Guinot alla aussitôt faire préparer une belle chambre qu’il fit garnir des meubles de monsieur l’abbé. Il commanda ensuite un grand festin, auquel il invita les principaux habitants de la ville, et plusieurs personnes de la suite de l’abbé. Le lendemain matin, il alla dans sa cellule : « Monsieur, lui dit-il, puisque vous vous sentez bien, il est temps que vous sortiez de l’infirmerie. » Il le prend ensuite par la main, le conduit dans l’appartement qui lui était destiné, l’y laisse avec ses gens, et va donner ses ordres pour le dîner. L’abbé eut de la joie de revoir son monde ; il leur raconta quelle vie il avait menée dans sa prison. Pour eux, ils firent beaucoup d’éloges de la manière dont ils avaient été traités.

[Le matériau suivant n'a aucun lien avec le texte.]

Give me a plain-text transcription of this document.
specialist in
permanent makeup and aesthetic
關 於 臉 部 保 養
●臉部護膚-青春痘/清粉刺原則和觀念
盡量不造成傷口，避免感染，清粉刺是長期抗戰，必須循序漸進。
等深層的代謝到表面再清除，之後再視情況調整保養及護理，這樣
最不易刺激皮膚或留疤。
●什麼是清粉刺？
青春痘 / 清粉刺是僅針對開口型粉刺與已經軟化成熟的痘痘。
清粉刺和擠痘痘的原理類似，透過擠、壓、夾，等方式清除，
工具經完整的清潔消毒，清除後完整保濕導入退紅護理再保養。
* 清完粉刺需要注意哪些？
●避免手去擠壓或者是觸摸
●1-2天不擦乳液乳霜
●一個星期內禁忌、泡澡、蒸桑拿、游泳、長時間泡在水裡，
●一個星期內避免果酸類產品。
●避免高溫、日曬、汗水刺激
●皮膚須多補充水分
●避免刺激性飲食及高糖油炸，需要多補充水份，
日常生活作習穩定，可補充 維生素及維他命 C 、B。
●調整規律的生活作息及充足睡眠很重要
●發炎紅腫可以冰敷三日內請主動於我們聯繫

L’heure du dîner venue, on servit un repas magnifique, où la bonne chère et le bon vin abondaient. Guinot conservait toujours l’incognito vis-à-vis de l’abbé. Enfin, après l’avoir traité pendant trois ou quatre jours avec cette même magnificence, il ordonna qu’on apportât dans une salle tous ses bagages, et fit conduire dans une cour, sur laquelle cette salle avait vue, tous ses chevaux, jusqu’à la plus mauvaise haridelle. Ensuite il alla trouver l’abbé, lui demanda comment il se portait, et s’il se sentait assez de forces pour monter à cheval. L’abbé répondit qu’il était parfaitement guéri de son estomac ; mais que sa santé irait beaucoup mieux encore dès qu’il serait sorti des mains de Guinot. Celui-ci le mena alors dans la salle où étaient son bagage et ses gens, et l’ayant conduit à une fenêtre d’où il pouvait voir tous ses chevaux : « Vous devez savoir, monsieur, lui dit-il, que ce n’est point par lâcheté ou par méchanceté que Guinot de Tacco, qui n’est autre que moi-même, s’est rendu voleur de grand chemin, ennemi du pape et de toute la cour romaine ; c’est pour venger son honneur et sauver sa vie, comme un brave gentilhomme, et pour se délivrer des ennemis qui le poursuivaient : on m’a contraint de quitter mon pays, et n’ayant pas de bien, j’en prends où j’en trouve. Mais parce que vous me semblez un seigneur distingué, quoique j’aie guéri votre estomac, je ne veux rien m’approprier de ce qui vous appartient, comme je ferais à l’égard de tout autre qui serait à ma disposition. Je me contenterai de ce que vous voudrez vous-même m’accorder en faveur du besoin où je me trouve. Vos bagages sont ici, vos chevaux dans cette cour ; laissez-m’en, ne m’en laissez pas, partez ou demeurez, dès ce moment je vous rends tous vos droits de propriété et votre première liberté. »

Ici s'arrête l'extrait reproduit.